Suasana yang tercipta adalah muram, penuh kesedihan, sekaligus menggugah kesadaran akan pentingnya terus melangkah dan tidak menyerah. Langit mendung, awan kelabu, serta kata-kata seperti “ketakutan,” “bekas luka,” dan “kegagalan” memperkuat suasana melankolis sekaligus reflektif.

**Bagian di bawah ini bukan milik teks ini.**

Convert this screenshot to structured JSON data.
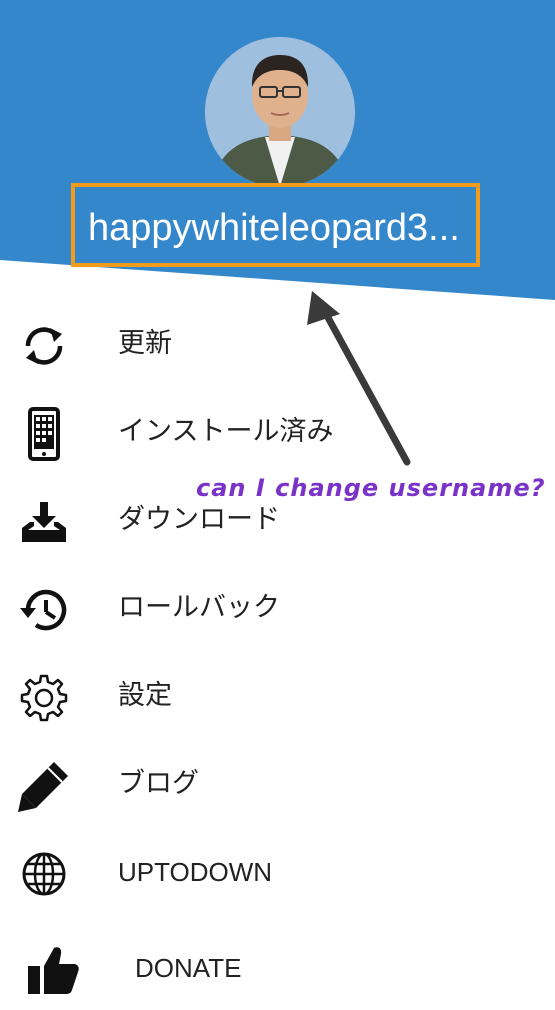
{
  "colors": {
    "header_blue": "#3587cb",
    "highlight_orange": "#f39b1b",
    "annotation_purple": "#7a32c9",
    "text": "#222222"
  },
  "profile": {
    "username": "happywhiteleopard3..."
  },
  "annotation": {
    "text": "can I change username?"
  },
  "menu": {
    "items": [
      {
        "icon": "refresh-icon",
        "label": "更新"
      },
      {
        "icon": "phone-installed-icon",
        "label": "インストール済み"
      },
      {
        "icon": "download-tray-icon",
        "label": "ダウンロード"
      },
      {
        "icon": "history-rollback-icon",
        "label": "ロールバック"
      },
      {
        "icon": "gear-icon",
        "label": "設定"
      },
      {
        "icon": "pencil-icon",
        "label": "ブログ"
      },
      {
        "icon": "globe-icon",
        "label": "UPTODOWN"
      },
      {
        "icon": "thumbs-up-icon",
        "label": "DONATE"
      }
    ]
  }
}
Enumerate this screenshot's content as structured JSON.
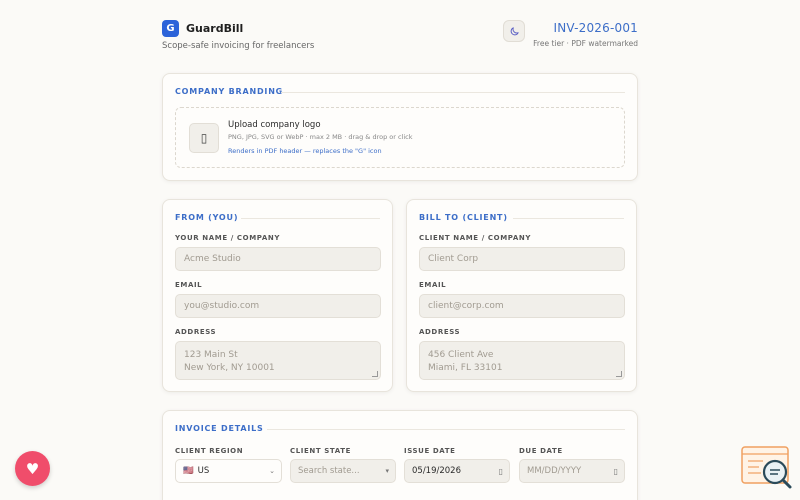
{
  "app": {
    "logo_letter": "G",
    "name": "GuardBill",
    "tagline": "Scope-safe invoicing for freelancers",
    "invoice_number": "INV-2026-001",
    "tier_note": "Free tier · PDF watermarked"
  },
  "branding": {
    "title": "COMPANY BRANDING",
    "upload_icon": "image-icon",
    "upload_title": "Upload company logo",
    "upload_sub": "PNG, JPG, SVG or WebP · max 2 MB · drag & drop or click",
    "upload_note": "Renders in PDF header — replaces the \"G\" icon"
  },
  "from": {
    "title": "FROM (YOU)",
    "name_label": "YOUR NAME / COMPANY",
    "name_placeholder": "Acme Studio",
    "email_label": "EMAIL",
    "email_placeholder": "you@studio.com",
    "address_label": "ADDRESS",
    "address_line1": "123 Main St",
    "address_line2": "New York, NY 10001"
  },
  "to": {
    "title": "BILL TO (CLIENT)",
    "name_label": "CLIENT NAME / COMPANY",
    "name_placeholder": "Client Corp",
    "email_label": "EMAIL",
    "email_placeholder": "client@corp.com",
    "address_label": "ADDRESS",
    "address_line1": "456 Client Ave",
    "address_line2": "Miami, FL 33101"
  },
  "details": {
    "title": "INVOICE DETAILS",
    "region_label": "CLIENT REGION",
    "region_value": "US",
    "region_flag": "🇺🇸",
    "state_label": "CLIENT STATE",
    "state_placeholder": "Search state...",
    "issue_label": "ISSUE DATE",
    "issue_value": "05/19/2026",
    "due_label": "DUE DATE",
    "due_placeholder": "MM/DD/YYYY"
  },
  "colors": {
    "accent": "#3d6ec8",
    "brand": "#2c63d9",
    "fab": "#f04d6b"
  }
}
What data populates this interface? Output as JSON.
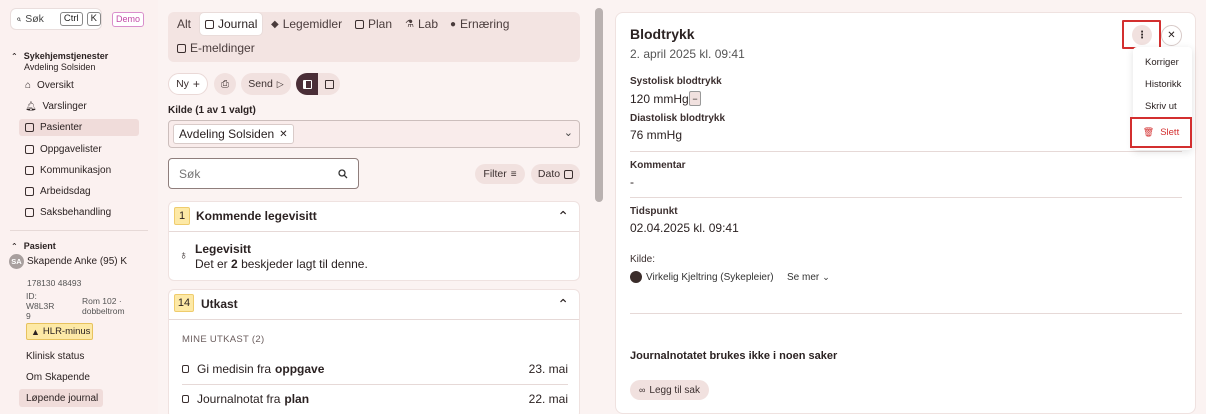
{
  "sidebar": {
    "search_label": "Søk",
    "kbd_ctrl": "Ctrl",
    "kbd_k": "K",
    "demo_badge": "Demo",
    "section_title": "Sykehjemstjenester",
    "section_sub": "Avdeling Solsiden",
    "items": [
      {
        "label": "Oversikt"
      },
      {
        "label": "Varslinger"
      },
      {
        "label": "Pasienter"
      },
      {
        "label": "Oppgavelister"
      },
      {
        "label": "Kommunikasjon"
      },
      {
        "label": "Arbeidsdag"
      },
      {
        "label": "Saksbehandling"
      }
    ],
    "patient": {
      "section_title": "Pasient",
      "initials": "SA",
      "name": "Skapende Anke (95) K",
      "ssn": "178130 48493",
      "id_line1": "ID:",
      "id_line2": "W8L3R",
      "id_line3": "9",
      "room_line1": "Rom 102 ·",
      "room_line2": "dobbeltrom",
      "alert": "HLR-minus",
      "nav": [
        {
          "label": "Klinisk status"
        },
        {
          "label": "Om Skapende"
        },
        {
          "label": "Løpende journal"
        }
      ]
    }
  },
  "tabs": [
    {
      "label": "Alt"
    },
    {
      "label": "Journal"
    },
    {
      "label": "Legemidler"
    },
    {
      "label": "Plan"
    },
    {
      "label": "Lab"
    },
    {
      "label": "Ernæring"
    },
    {
      "label": "E-meldinger"
    }
  ],
  "toolbar": {
    "new_label": "Ny",
    "send_label": "Send"
  },
  "source_filter": {
    "label": "Kilde (1 av 1 valgt)",
    "chip": "Avdeling Solsiden"
  },
  "search": {
    "placeholder": "Søk"
  },
  "filter_label": "Filter",
  "date_label": "Dato",
  "upcoming": {
    "count": "1",
    "title": "Kommende legevisitt",
    "item_title": "Legevisitt",
    "item_text_prefix": "Det er",
    "item_text_count": "2",
    "item_text_suffix": "beskjeder lagt til denne."
  },
  "drafts": {
    "count": "14",
    "title": "Utkast",
    "subheading": "MINE UTKAST (2)",
    "rows": [
      {
        "prefix": "Gi medisin fra",
        "bold": "oppgave",
        "date": "23. mai"
      },
      {
        "prefix": "Journalnotat fra",
        "bold": "plan",
        "date": "22. mai"
      }
    ]
  },
  "detail": {
    "title": "Blodtrykk",
    "datetime": "2. april 2025 kl. 09:41",
    "systolic_label": "Systolisk blodtrykk",
    "systolic_value": "120 mmHg",
    "diastolic_label": "Diastolisk blodtrykk",
    "diastolic_value": "76 mmHg",
    "comment_label": "Kommentar",
    "comment_value": "-",
    "time_label": "Tidspunkt",
    "time_value": "02.04.2025 kl. 09:41",
    "source_label": "Kilde:",
    "source_person": "Virkelig Kjeltring (Sykepleier)",
    "see_more": "Se mer",
    "cases_text": "Journalnotatet brukes ikke i noen saker",
    "add_case": "Legg til sak"
  },
  "menu": {
    "items": [
      {
        "label": "Korriger"
      },
      {
        "label": "Historikk"
      },
      {
        "label": "Skriv ut"
      }
    ],
    "delete_label": "Slett",
    "delete_color": "#d32f2f"
  }
}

Amanat / Pesan yang Disampaikan

Pesan dalam puisi ini adalah agar kita tidak takut menghadapi kegagalan, luka, dan kesedihan yang terjadi dalam hidup, karena semua itu adalah bagian dari proses pembelajaran dan pertumbuhan. Di tengah segala keterpurukan, tetaplah mengatur langkah dan memandang masa depan dengan harapan.

Imaji

Puisi ini menyajikan berbagai imaji yang kuat dan menggugah:
  • “langit mendung” dan “awan-awan kelabu” menggambarkan suasana hati yang suram;
  • “harapan yang terbelah belati” menyiratkan harapan yang tersayat dan retak;
  • “bekas luka di kening serta setiap kerut dahi” melukiskan beban hidup yang menorehkan tanda di wajah;
  • “bulan dan tahun menguris kenangan di tanah” sebagai lambang waktu yang terus berjalan dan meninggalkan jejak sejarah dalam hidup.

Majas

Dalam puisi ini ditemukan beberapa majas seperti:
  • Metafora: “harapan yang terbelah belati,” “bulan dan tahun menguris kenangan” untuk menggambarkan perasaan dan waktu;
  • Personifikasi: suara yang “redup” menandai ketaksetiaan, bulan dan tahun yang “menguris” kenangan;
  • Hiperbola: “ribuan hati yang bersembunyi adalah ketakutan” sebagai gambaran ketakutan yang meluas.
Puisi "Catatan Akhir Tahun" mengingatkan kita bahwa setiap akhir masa bukan sekadar penutup, melainkan momen refleksi yang kaya dengan pelajaran hidup. Luka, kegagalan, dan ketakutan adalah bagian yang tak terpisahkan, namun dengan kesadaran dan keteguhan, kita mampu menyusun kembali harapan untuk melangkah ke masa depan yang lebih baik.

Wahyu Prasetya
Puisi: Catatan Akhir Tahun
Karya: Wahyu Prasetya

Biodata Wahyu Prasetya:
  • Eko Susetyo Wahyu Ispurwanto (akrab dipanggil Pungky) lahir pada tanggal 5 Februari 1957 di Malang, Jawa Timur.
  • Wahyu Prasetya meninggal dunia pada hari Rabu tanggal 14 Februari 2018 (pada umur 61).